The boy gurgled and cooed at Levi, nodding and clapping his hands as he chewed on the biscuit Petra brought him. It took Hanji a few tries before she managed to get his attention.

"Levi. Levi!"

"I told you to stop caterwauling like a baboon. What do you want?"

"Got it!" Hanji declared triumphantly. She turned the laptop to show Levi the screen that bore the same image inked on his newest 'charge'.

"I told you to fucking tone it down, Shitty Glasses."

"Yeah, yeah. The mark—your baby's mark means saint."

Levi ran a gentle finger across the inked symbol and grinned when the baby giggled. "Saint huh."

"Well...it might be his name...we can have a list of different names that mean saint. But there's a whole clump of possibilities."

"What the hell are you lollygagging next to me for? Go and do that!"

It took Hanji half a night and the next morning they started to narrow down the possibilities. The baby, having been fed for the last day and a half looked remarkably better than when Levi found him. They brought him back into the living room since Levi refused to allow anyone to linger in his room for any reason.

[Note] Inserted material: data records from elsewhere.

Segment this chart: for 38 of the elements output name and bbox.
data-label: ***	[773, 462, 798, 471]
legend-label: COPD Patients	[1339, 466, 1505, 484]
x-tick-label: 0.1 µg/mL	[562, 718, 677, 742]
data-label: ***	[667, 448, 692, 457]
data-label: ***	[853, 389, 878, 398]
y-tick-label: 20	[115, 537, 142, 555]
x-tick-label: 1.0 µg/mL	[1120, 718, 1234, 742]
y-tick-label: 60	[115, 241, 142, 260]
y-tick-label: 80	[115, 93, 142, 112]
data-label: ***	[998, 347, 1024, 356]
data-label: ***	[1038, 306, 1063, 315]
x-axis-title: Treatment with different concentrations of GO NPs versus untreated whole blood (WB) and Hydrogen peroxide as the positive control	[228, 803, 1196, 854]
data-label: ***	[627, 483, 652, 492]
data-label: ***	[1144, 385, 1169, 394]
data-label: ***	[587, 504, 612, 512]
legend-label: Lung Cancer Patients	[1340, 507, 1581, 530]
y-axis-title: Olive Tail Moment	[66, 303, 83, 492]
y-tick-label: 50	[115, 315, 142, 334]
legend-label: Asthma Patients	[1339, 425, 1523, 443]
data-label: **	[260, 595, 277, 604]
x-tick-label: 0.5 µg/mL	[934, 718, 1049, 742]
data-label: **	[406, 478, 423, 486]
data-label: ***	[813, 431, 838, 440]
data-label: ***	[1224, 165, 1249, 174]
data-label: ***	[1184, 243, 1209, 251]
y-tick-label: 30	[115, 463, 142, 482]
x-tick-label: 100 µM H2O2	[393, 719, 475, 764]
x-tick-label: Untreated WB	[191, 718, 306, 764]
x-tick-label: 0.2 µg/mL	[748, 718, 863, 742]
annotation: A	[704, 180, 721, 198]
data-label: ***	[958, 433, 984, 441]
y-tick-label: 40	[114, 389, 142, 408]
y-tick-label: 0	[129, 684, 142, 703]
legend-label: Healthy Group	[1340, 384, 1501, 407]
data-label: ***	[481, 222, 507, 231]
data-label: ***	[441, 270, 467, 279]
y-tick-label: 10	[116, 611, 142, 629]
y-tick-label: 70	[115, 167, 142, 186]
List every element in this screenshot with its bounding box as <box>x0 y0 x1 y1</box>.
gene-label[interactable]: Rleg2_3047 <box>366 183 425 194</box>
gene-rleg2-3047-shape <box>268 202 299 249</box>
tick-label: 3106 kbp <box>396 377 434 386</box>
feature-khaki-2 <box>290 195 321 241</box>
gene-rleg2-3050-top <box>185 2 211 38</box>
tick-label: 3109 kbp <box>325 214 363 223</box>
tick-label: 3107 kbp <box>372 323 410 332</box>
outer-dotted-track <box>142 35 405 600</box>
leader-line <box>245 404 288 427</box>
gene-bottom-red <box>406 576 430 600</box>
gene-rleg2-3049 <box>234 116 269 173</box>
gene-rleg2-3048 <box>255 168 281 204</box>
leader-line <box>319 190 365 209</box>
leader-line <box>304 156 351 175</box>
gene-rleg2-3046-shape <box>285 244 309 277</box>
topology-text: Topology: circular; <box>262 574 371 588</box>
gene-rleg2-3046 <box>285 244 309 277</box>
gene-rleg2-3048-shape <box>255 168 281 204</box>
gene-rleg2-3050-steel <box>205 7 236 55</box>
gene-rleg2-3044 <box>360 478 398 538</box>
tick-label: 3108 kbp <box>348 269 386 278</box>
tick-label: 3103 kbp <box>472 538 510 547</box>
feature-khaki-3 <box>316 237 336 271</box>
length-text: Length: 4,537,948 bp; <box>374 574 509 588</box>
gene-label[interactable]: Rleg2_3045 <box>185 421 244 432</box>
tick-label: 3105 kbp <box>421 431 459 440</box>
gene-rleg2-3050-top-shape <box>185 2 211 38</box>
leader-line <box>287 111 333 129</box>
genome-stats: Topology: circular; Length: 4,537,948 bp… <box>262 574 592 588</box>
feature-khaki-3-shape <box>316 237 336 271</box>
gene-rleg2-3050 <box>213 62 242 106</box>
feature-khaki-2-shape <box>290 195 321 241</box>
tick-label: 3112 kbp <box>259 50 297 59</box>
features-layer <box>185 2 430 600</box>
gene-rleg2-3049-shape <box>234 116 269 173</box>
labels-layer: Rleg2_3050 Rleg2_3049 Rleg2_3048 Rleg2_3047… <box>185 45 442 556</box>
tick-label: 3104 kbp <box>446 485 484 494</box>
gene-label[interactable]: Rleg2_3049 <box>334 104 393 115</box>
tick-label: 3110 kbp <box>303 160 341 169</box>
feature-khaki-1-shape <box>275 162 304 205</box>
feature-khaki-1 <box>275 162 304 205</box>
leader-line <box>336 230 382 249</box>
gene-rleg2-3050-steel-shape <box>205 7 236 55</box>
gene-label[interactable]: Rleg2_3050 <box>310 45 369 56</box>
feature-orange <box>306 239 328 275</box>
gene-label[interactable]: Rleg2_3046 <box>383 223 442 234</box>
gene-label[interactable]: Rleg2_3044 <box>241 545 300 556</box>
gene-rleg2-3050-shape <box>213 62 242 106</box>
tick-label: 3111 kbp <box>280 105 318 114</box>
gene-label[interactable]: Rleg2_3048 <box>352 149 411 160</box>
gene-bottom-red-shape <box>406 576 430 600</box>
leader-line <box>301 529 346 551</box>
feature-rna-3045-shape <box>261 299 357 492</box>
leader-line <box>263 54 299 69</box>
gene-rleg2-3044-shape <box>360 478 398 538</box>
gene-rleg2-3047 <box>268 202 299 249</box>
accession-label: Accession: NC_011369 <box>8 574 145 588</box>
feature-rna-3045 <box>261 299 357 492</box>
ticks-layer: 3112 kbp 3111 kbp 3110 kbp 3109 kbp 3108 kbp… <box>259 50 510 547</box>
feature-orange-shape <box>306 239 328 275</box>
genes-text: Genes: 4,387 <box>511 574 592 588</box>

They tried calling out all the names until they reached one that Levi found oddly appealing. Looking up at the baby whose gaze were locked on the small bunny that was placed next to him and he was busy gnawing and gumming the plush cover with apparent joy. Raising his voice slightly, Levi called out.

"Eren?"

The baby that's been largely ignoring them gleefully for the huge pile of plushy toys they plopped next to him suddenly became still. Dark fuzzy head swiveled and both Hanji and Levi found themselves holding their breath. Levi decided to call out again.

"Eren?"

Large viridian eyes tinged with the faintest gold rose to meet Levi and they filled with unparalleled glee. Raising short chubby arms, the baby waved to Levi and with the unmistakable intent of wanting to lifted into his arms waited until Levi came closer, mumbling and cooing like he was saying 'finally'. Hanji felt her friend suddenly become deathly still and she turned towards him in surprise.

"Levi?"

"Hanji..."

"L-levi? Are you alright?"

"I-I think-my chest hurts—I-I think I'm having a heart attack Fuck, this isn't right—I'm too fucking young to die."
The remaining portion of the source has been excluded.